Following the UHERO report by Professor Carl Bonham and the Council of Revenues’ projected forecast that incomes will drop, tourism will barely start up and the ending of the “plus up” of $2,400 per month of federal UI benefits by August 1, Ward felt compelled to speak out to the leaders of Hawaii and issue a warning to the people of Hawaii to get ready for a hard landing.
“I think we have kicked the can down the road fearing more for our public health than our economic health because we always assumed the federal government was going to save us. So, in the short run, the government will continue to run our economy, that is until it runs out of money, or can borrow no more, and then what? Basically, we don’t know,” Ward said, “unless we open up the economy.”

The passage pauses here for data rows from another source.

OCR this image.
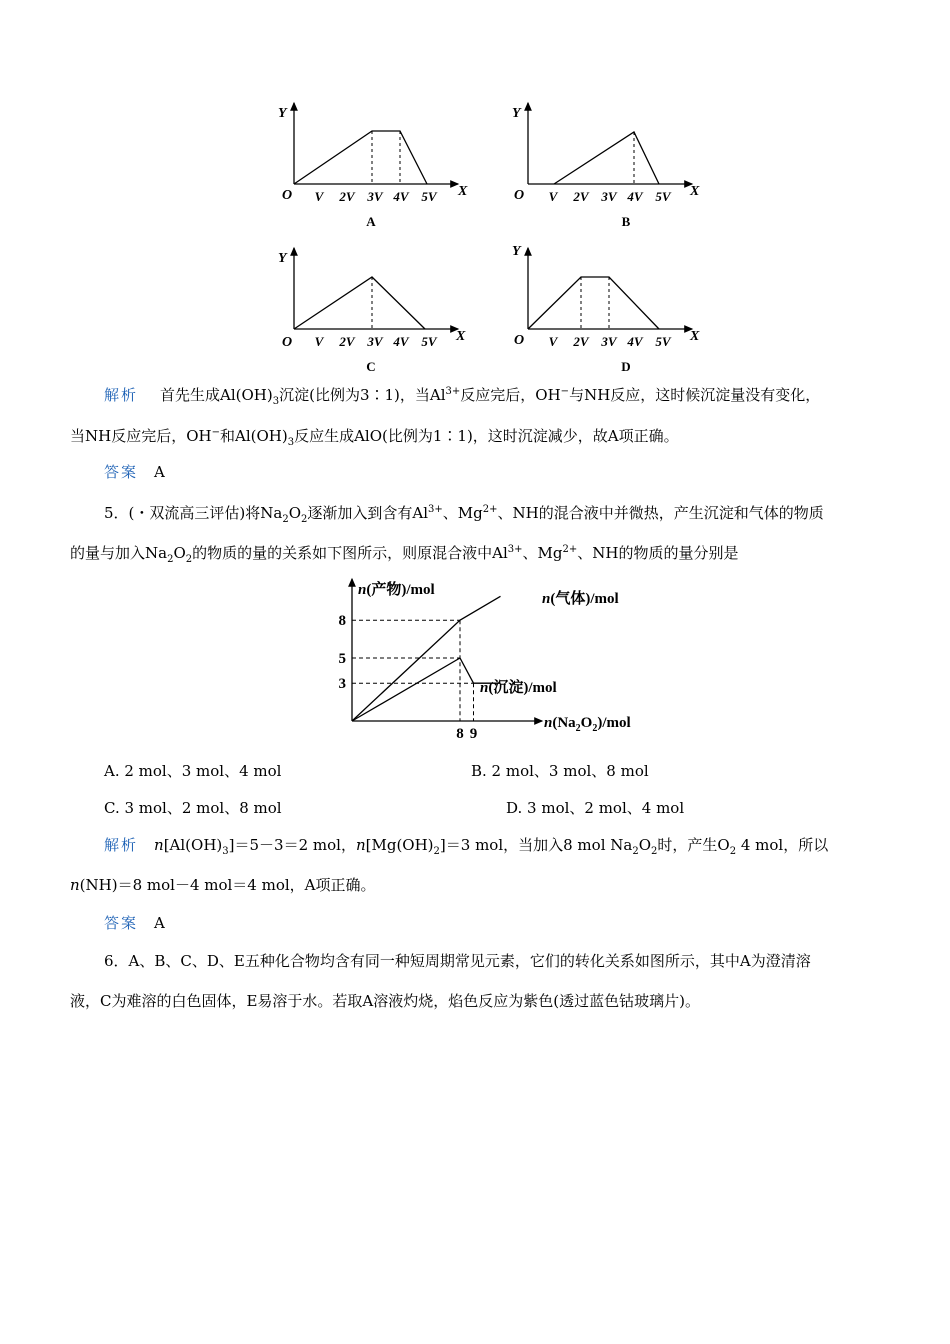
Y
X
O V 2V 3V 4V 5V
A
Y
X
O V 2V 3V 4V 5V
B
Y
X
O V 2V 3V 4V 5V
C
Y
X
O V 2V 3V 4V 5V
D
解析 首先生成$Al(OH)_3$沉淀(比例为3∶1)，当$Al^{3+}$反应完后，OH−与NH反应，这时候沉淀量没有变化，
当NH反应完后，OH−和$Al(OH)_3$反应生成AlO(比例为1∶1)，这时沉淀减少，故A项正确。
答案 A
5．(・双流高三评估)将$Na_2O_2$逐渐加入到含有$Al^{3+}$、$Mg^{2+}$、NH的混合液中并微热，产生沉淀和气体的物质
的量与加入$Na_2O_2$的物质的量的关系如下图所示，则原混合液中$Al^{3+}$、$Mg^{2+}$、NH的物质的量分别是
8
5
3
8 9
n(产物)/mol
$n(Na_2O_2)$/mol
n(气体)/mol
n(沉淀)/mol
A. 2 mol、3 mol、4 mol	B. 2 mol、3 mol、8 mol
C. 3 mol、2 mol、8 mol	D. 3 mol、2 mol、4 mol
解析 $n[Al(OH)_3]=5-3=2$ mol，$n[Mg(OH)_2]=3$ mol，当加入8 mol $Na_2O_2$时，产生$O_2$ 4 mol，所以
n(NH)＝8 mol－4 mol＝4 mol，A项正确。
答案 A
6．A、B、C、D、E五种化合物均含有同一种短周期常见元素，它们的转化关系如图所示，其中A为澄清溶
液，C为难溶的白色固体，E易溶于水。若取A溶液灼烧，焰色反应为紫色(透过蓝色钴玻璃片)。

“The problem is we haven’t been good at walking and chewing gum at the same time. We need to focus on people’s lives as well as their livelihoods, and the government doesn’t have enough money to keep postponing decisions on how to flatten the poverty curve that is about to spike when the UI support dwindles or ceases.
“Likewise, our State’s $2-3 billion deficit is still an unreal number to most people, and no one seems to be too worried about it. We’re in the quiet before the storm and we’re basically behaving pretty calmly before falling off a cliff. But, if and when our numbers reach over 200,000 workers on the bench in the next few weeks without paychecks big enough to pay the rent and put food on the table, there will be an hue and cry never before heard in Hawaii,” Ward observed.
“Bottom line, there is a fiscal crisis ahead of us and we are not prepared to face it,” he concluded.